An editorial in the Sept. 12 RCDJ, re: Duke University’s “Commission on Sanitizing History” was spot on. The parallel controversies stemming from public memorials, and from professional athletes who elect quiet protest during their games’ national anthem, are interesting.

Reduced to their physical components, monuments and flags are merely carved stone or metal or pieces of dyed cloth. Our national anthem is words set to an old English drinking song. Their meanings are our beliefs, and the emotional investments of our minds and hearts.

Our nation once valued tolerance, a concept long associated with liberals and progressives, but has fallen by the wayside among too many of the political Left. I’m not sure how far it still extends among the Right. Just visit too many college campuses upon the arrival of a controversial speaker.

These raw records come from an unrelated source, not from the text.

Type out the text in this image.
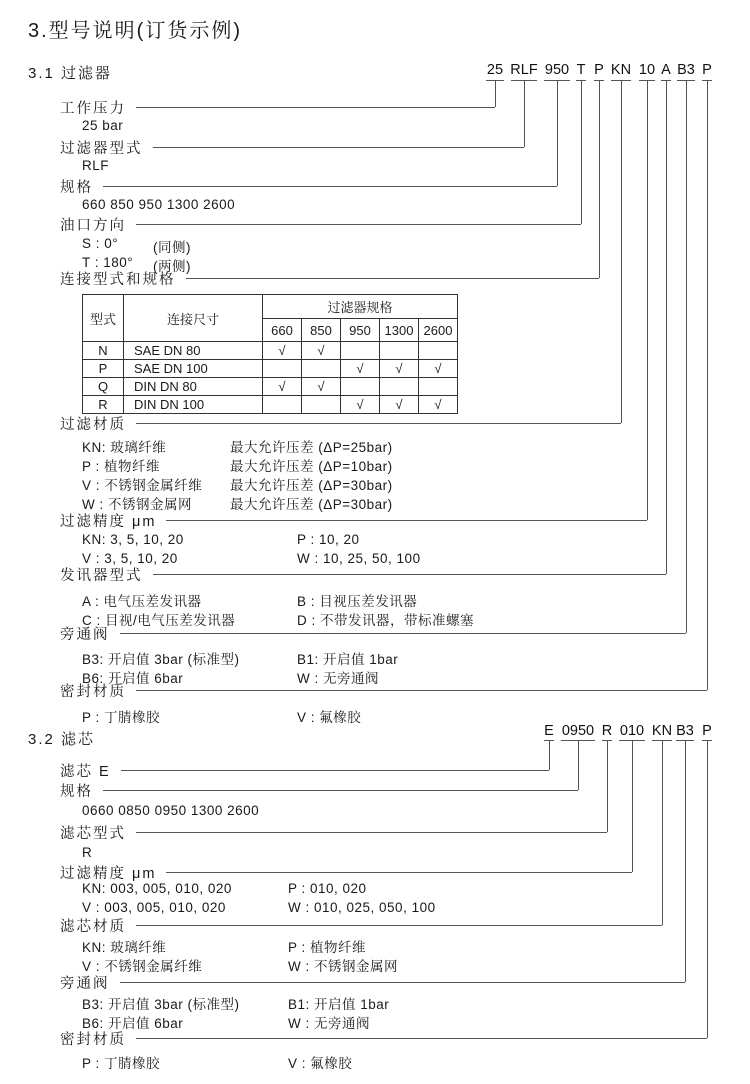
3.型号说明(订货示例)
3.1 过滤器	25 RLF 950 T P KN 10 A B3 P
工作压力
25 bar
过滤器型式
RLF
规格
660 850 950 1300 2600
油口方向
S : 0°	(同侧)
T : 180°	(两侧)
连接型式和规格
型式	连接尺寸	过滤器规格				
		660	850	950	1300	2600
N	SAE DN 80	√	√			
P	SAE DN 100			√	√	√
Q	DIN DN 80	√	√			
R	DIN DN 100			√	√	√
过滤材质
KN: 玻璃纤维	最大允许压差 (ΔP=25bar)
P : 植物纤维	最大允许压差 (ΔP=10bar)
V : 不锈钢金属纤维	最大允许压差 (ΔP=30bar)
W : 不锈钢金属网	最大允许压差 (ΔP=30bar)
过滤精度 μm
KN: 3, 5, 10, 20	P : 10, 20
V : 3, 5, 10, 20	W : 10, 25, 50, 100
发讯器型式
A : 电气压差发讯器	B : 目视压差发讯器
C : 目视/电气压差发讯器	D : 不带发讯器，带标准螺塞
旁通阀
B3: 开启值 3bar (标准型)	B1: 开启值 1bar
B6: 开启值 6bar	W : 无旁通阀
密封材质
P : 丁腈橡胶	V : 氟橡胶
3.2 滤芯	E 0950 R 010 KN B3 P
滤芯 E
规格
0660 0850 0950 1300 2600
滤芯型式
R
过滤精度 μm
KN: 003, 005, 010, 020	P : 010, 020
V : 003, 005, 010, 020	W : 010, 025, 050, 100
滤芯材质
KN: 玻璃纤维	P : 植物纤维
V : 不锈钢金属纤维	W : 不锈钢金属网
旁通阀
B3: 开启值 3bar (标准型)	B1: 开启值 1bar
B6: 开启值 6bar	W : 无旁通阀
密封材质
P : 丁腈橡胶	V : 氟橡胶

Has our country grown too big and diverse for one-size-fits-all patriotism? A Colin Kaepernick, say, may not envision his country exactly as many of us do. Could his protest be his expression of patriotism?

Our history is too rich and complicated to sanitize all but the purest of memorials. The Durham monument vandals of Aug. 14 may as well have traveled a few miles and toppled everything on a campus that bore the “Duke” name. A monument may be your symbol of oppression, while it may be another’s cherished ancestor. Either way, it can educate.

Small-minded intolerance would erase just, memorialized contributions of imperfect historical figures, and an opportunity to teach. It would, similarly, deny sports enthusiasts many chances to marvel at the talents of a Kaepernick, while making economic martyrs of him and his ilk.

Surely we are big enough to rediscover the best of our national values, and the “kinder, gentler America.”